Überhaupt hat sich seit Bowens Pionierzeit im Agrodome einiges getan. Ein paar der vierbeinigen Showstars mussten ihren Platz auf dem Podium an Neulinge abtreten. Ihre Gattungen hatten über die Jahre an Popularität eingebüßt. "Trends wie der stärkere Kunstfasergebrauch im Textilhandel oder die zunehmend fettarme Ernährung der Menschen haben in der Schafswirtschaft deutliche Spuren hinterlassen", sagt John McGowan, einer der leitenden Agrodome-Manager. "Daraufhin haben auch wir unsere Besetzung geändert".
Schafstournee durch Übersee
Außerdem reisen einige Showschafe seit den Achtzigern mit Gastspielen durch Übersee, und da diese Tourneen so viel Erfolg hatten, wurde auch eine ständige Auslandsvertretung eröffnet. In Tokio, steht seit 1996 ein 1600 Sitze großer Zwilling des Agrodomes. Aber auch abseits des Bühnenlebens gab es Erneuerungen. Drehte sich früher alles um das Schaf, können Besucher der neuseeländischen Hauptfiliale jetzt auf einer Farmtour Kiwiplantagen besichtigen sowie Vogelsträuße, Schweine und Lamas füttern. Wer dagegen den Adrenalinstoß sucht, kann sich im Extremsportpark an einem Gummiband aus 42 Meter Höhe in die Tiefe stürzen.
Doch trotz des ganzen Rummels auf der 160 Hektar Farm, kommen die meisten Leute der Schafe wegen. Einige hoffen sogar, eins zu ersteigern, als Mike zur Schafsauktion lädt. Wer sich bewegt, bietet, heißt die Devise. Ein Anweisung, die einige Zuschauer erstarren lässt, während andere wie angestachelt munter drauf los wackeln. Wie bei einem Hochgeschwindigkeits-HipHop-Gesangswettbewerb sprudeln Mike die Preise aus dem Mund. Höher und höher.

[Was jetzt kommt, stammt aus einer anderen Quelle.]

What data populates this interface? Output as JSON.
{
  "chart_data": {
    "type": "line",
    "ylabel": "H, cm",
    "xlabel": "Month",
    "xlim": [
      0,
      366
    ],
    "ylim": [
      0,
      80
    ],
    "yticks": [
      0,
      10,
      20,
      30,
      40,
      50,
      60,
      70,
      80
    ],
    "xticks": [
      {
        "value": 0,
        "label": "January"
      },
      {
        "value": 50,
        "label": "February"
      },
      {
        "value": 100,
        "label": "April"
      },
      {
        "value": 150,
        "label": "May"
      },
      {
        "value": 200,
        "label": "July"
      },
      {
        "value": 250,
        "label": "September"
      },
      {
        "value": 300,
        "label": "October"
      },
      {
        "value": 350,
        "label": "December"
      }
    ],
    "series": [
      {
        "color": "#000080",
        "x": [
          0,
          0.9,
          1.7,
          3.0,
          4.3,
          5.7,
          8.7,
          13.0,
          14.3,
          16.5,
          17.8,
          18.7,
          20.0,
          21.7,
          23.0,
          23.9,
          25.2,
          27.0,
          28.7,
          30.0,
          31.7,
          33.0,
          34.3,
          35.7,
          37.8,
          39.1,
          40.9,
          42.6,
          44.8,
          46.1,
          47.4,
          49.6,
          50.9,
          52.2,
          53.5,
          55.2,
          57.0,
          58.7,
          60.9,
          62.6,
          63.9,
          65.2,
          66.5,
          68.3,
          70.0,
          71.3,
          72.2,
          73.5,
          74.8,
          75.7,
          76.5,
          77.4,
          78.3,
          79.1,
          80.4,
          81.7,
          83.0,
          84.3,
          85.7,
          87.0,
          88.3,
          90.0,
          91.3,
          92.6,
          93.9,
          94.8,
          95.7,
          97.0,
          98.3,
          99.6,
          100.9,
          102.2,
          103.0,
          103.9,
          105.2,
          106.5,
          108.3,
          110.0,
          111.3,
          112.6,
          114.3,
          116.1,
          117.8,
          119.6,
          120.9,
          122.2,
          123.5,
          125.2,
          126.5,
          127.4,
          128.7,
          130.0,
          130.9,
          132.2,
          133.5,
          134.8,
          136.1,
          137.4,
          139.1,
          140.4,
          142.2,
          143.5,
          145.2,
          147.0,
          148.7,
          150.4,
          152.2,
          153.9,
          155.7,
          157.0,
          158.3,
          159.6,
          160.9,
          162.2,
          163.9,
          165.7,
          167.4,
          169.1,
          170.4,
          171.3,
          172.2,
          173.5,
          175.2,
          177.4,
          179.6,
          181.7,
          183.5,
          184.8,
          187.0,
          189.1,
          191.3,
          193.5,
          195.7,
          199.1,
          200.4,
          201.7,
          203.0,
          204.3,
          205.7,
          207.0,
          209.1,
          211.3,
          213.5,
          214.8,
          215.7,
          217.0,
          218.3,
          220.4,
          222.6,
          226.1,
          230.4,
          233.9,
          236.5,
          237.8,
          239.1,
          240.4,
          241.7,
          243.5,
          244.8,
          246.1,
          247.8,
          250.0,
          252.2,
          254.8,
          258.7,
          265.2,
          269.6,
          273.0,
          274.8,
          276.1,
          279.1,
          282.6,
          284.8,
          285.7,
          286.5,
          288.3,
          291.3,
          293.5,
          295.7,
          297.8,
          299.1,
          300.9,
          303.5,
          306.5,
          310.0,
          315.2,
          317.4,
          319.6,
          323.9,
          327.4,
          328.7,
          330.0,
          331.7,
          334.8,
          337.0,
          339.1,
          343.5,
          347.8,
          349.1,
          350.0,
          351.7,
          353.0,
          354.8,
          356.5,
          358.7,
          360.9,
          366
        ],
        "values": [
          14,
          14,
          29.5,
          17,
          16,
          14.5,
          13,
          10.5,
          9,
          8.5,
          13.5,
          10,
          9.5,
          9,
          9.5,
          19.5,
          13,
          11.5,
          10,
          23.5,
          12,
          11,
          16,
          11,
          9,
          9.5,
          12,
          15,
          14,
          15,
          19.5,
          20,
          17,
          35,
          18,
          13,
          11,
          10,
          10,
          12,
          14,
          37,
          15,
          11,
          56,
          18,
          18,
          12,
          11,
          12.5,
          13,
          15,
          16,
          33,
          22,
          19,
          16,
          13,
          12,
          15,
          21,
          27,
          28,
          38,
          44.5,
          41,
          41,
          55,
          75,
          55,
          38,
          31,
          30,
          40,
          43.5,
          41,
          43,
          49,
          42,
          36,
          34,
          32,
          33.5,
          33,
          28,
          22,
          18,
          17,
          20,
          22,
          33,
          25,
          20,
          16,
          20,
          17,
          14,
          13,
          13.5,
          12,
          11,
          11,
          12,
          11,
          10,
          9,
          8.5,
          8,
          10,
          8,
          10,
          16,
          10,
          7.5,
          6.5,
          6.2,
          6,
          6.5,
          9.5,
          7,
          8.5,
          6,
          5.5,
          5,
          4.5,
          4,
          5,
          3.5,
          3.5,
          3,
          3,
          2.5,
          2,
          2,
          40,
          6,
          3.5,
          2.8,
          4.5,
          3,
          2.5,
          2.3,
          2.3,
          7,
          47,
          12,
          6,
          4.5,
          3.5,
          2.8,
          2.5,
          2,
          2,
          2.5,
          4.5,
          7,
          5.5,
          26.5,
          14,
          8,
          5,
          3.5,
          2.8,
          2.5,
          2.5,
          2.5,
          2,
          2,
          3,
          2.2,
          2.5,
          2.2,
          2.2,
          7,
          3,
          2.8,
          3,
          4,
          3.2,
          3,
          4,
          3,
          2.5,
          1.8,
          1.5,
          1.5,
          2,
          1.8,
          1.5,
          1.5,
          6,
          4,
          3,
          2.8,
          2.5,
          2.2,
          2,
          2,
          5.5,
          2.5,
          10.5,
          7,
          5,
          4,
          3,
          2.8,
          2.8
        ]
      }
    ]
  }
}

Zum ersten, zum zweiten, zum dritten. Eine Japanerin, die sich im Endspurt des Feilschens am Scheitel kratzt, macht das Rennen. Mit der seriösen Miene eines Auktionshändlers zitiert Mike die etwas hilflos wirkende Touristin auf die Bühne. Kurzer Händedruck, kurze Gratulation, doch stellt sich schnell raus: Ihr mangelt es an Geld, ihm an Schafen. Es kommt zur Schlichtung, und sie wird mit einem Schokoladenschaf in der Hand von der Bühne entlassen.
Nach einem Wettmelken von Kühen bilden die Tricks der Hirtenhunde den Abschluss des Schafstheater, und man wünschte James Cook hätte diese Show erleben dürfen. Dann hätte der englische Entdecker vielleicht ein glücklicheres Händchen mit den Schafen bewiesen. Eine Tafel im Wellingtoner Museum of New Zealand weist darauf hin, dass er 1773 bei seinem zweiten Besuch einige der Grasfresser an Bord seines Schiffes mit nach Neuseeland gebracht hätte. Doch seien sie ihm schon drei Tage später verstorben.